Menurut Duana, tempat umum yang dimaksud dalam perda KTR adalah tempat wisata dan rekreasi, hotel, restoran, pasar, terminal, halte, pelabuhan serta bandara. Keberadaan hotel dan restoran di Bali sebagai daerah wisata relatif sangat penting sebagai sumber penghasilan dan pendukung utama pariwisata.
"Merokok di kawasan hotel dan restoran telah menjadi masalah yang sering dilaporkan di sebagian besar negara di dunia," jelasnya.
Seperti diketahui, WHO dalam upayanya mengendalikan dampak buruk rokok bagi kesehatan dan atas kepedulian untuk melindungi segenap karyawan dan pengunjung restoran dari paparan asap rokok telah menyerukan perlunya melindungi perokok pasif dan menciptakan lingkungan yang bersih dan sehat tanpa asap rokok di area publik.
Sebagai Provinsi dengan mayoritas umat Hindu yang memiliki banyak kegiatan keagamaan, tempat ibadah menjadi salah satu kawasan yang difokuskan dalam implementasi KTR.
Dalam upaya meningkatkan implementasi KTR di tempat ibadah, dibutuhkan peran serta dari tokoh adat dan dukungan adat.
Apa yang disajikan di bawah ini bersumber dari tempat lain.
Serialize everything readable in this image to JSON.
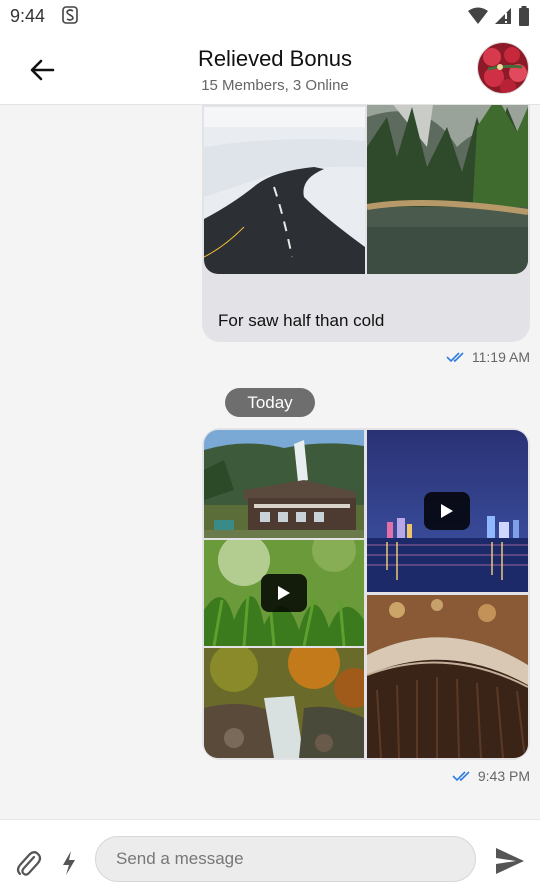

Di beberapa daerah seperti, Kabupaten Klungkung dan Kota Denpasar telah memaksimalkan implementasi KTR di kawasan pura dan kegiatan adat serta beberapa desa ada juga sudah menrapkan hal yang sama. Selain implementasi kebijakan KTR, pemerintah Provinsi Bali juga telah melakukan upaya strategis berdasarkan PP 109 tahun 2012 tentang pengamanan bahan yang mengandung zat adiktif berupa produk tembakau bagi kesehatan.
Bahkan, Provinsi Bali telah mengeluarkan Surat Edaran Sekda Provinsi Bali tentang Pelarangan Iklan Rokok Luar Ruang (2018), dan pemerintah daerah menyambut baik hal tersebut dengan melakukan berbagai tidak lanjut terhadap pelarangan iklan rokok luar ruang seperti dengan penerbitan peraturan bupati, surat edaran ataupun moratorium penerbitan ijin iklan rokok di wilayahnya.
"Pemerintah Provinsi Bali secara serius mendorong implementasi KTR serta aktif dalam program pengendalian bahaya rokok terhadap kesehatan mendapatkan apresiasi yang sangat baik dari pemerintah pusat dan menjadi salah satu rujukan nasional dalam upaya pengendalian rokok," ungkapnya.
Dalam implementasi KTR, seluruh Kabupaten/Kota di Provinsi telah mendapatkan penghargaan Pastika Parama dari Kementerian Kesehatan. Penghargaan lain yakni dalam upaya pelarangan iklan rokok luar ruang telah diraih oleh Kabupaten Klungkung dengan penghargaan Pastika Awya Pariwara. Kebijakan yang telah ada tentunya menjadi tanggung jawab berbagai pihak terkait untuk bersinergi dan bekerjasama dalam memaksimalkan implementasinya.
Pelaksanaan KTR yang implementasinya harus senantiasa ditingkatkan dan memaksimalkan peran masyarakat dan pengelola kawasan untuk mewujudkan KTR di kawasannya masing masing khususnya pada tempat umum seperti hotel, bar, dan restoran serta tempat ibadah yang belum tingkat penerapan KTR nya masih rendah.
Umemaksimalkan dan meningkatkan program-program tersebut, sambung Duana, perlu dilakukan upaya tindaklanjut dan peningkatan upaya pengendalian rokok dengan melibatkan berbagai pihak terkait dan sesuai dengan situasi daerah masing masing.
"Pemerintah daerah kabupaten/kota diharapkan melakukan peniadaan iklan rokok yang belum melakukan pelarangan iklan agar segera menerbitkan kebijakan dan yang sudah ada kebijakan peniadaan iklan agar dapat dimaksimalkan penegakannya di lapangan," ucap Duana mengakhiri.(BB).